Estimating small‐scale VP/VS variations at depth can be a powerful tool to infer lithology and hydration of a rock, with possible implications for frictional behavior. In principle, from the differential arrival times of P and S phases from a set of spatially clustered earthquakes, an estimate of the local VP/VS can be extracted, because the VP/VS is the scaling factor between the P and S differential times for each pair of earthquakes. We critically review the technique proposed by Lin and Shearer (2007), in which the mean value over all stations is subtracted from the differential arrival times of each pair of events in order to make the method independent of a priori information on origin times. The demeaned differential P and S arrival times are plotted on a plane, and the VP/VS ratio is estimated by fitting the points on this plane.

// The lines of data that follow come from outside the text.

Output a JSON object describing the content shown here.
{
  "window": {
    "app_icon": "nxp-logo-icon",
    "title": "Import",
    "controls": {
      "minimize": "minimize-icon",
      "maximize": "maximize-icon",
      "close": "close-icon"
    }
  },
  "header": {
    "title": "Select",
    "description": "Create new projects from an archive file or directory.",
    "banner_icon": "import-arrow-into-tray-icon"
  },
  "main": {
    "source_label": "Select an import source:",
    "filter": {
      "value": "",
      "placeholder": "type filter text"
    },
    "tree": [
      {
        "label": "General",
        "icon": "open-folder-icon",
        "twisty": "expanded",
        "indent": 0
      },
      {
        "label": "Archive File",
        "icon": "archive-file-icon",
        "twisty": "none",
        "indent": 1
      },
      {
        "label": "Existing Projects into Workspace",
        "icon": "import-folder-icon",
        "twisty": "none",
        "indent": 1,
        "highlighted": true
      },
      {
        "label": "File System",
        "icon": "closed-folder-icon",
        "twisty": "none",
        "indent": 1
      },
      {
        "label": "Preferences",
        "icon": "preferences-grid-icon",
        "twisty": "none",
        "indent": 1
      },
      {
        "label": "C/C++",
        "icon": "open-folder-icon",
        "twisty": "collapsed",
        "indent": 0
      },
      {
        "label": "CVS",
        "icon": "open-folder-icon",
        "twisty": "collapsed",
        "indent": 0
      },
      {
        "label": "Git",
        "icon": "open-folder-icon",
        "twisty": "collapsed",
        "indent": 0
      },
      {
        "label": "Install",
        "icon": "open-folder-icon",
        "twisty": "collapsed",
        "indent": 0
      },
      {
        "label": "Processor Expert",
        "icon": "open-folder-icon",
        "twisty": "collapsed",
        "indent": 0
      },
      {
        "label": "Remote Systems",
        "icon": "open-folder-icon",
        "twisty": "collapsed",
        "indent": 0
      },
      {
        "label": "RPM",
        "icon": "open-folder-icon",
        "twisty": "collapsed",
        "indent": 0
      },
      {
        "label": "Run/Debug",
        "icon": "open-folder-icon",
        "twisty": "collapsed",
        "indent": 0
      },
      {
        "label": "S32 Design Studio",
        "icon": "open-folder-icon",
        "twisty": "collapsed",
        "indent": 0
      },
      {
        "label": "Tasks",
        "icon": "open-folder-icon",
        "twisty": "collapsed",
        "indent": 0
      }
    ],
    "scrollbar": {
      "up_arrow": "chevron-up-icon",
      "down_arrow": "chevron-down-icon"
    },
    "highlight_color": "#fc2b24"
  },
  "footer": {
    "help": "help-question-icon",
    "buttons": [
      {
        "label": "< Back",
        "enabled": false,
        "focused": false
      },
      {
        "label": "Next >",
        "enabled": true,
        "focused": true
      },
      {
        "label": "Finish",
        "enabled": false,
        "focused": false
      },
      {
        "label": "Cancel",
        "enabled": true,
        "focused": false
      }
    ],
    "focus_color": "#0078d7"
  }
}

We tested the method by both theoretical analysis and numerical simulations of P and S travel times in several velocity models. We found that the method returns exact values of VP/VS only in the case of a medium with homogeneous VP/VS, whereas, when a VP/VS gradient is present, the estimates are biased as an effect of systematic differences between P and S takeoff angles. We demonstrated that this bias arises from the demeaning of the arrival times over the stations. In layered models with VP/VS decreasing with depth, we found that VP/VS is overestimated or underestimated, respectively, for takeoff angles larger or smaller than 90°. Moreover, we calculated analytically the dependence of this bias on the takeoff angles.
Our simulations also showed that the difference between the calculated and the expected VP/VS is reduced for simple horizontally layered velocity structures (<0.06), whereas it is 0.27 in a more realistic velocity model mimicking a subduction zone.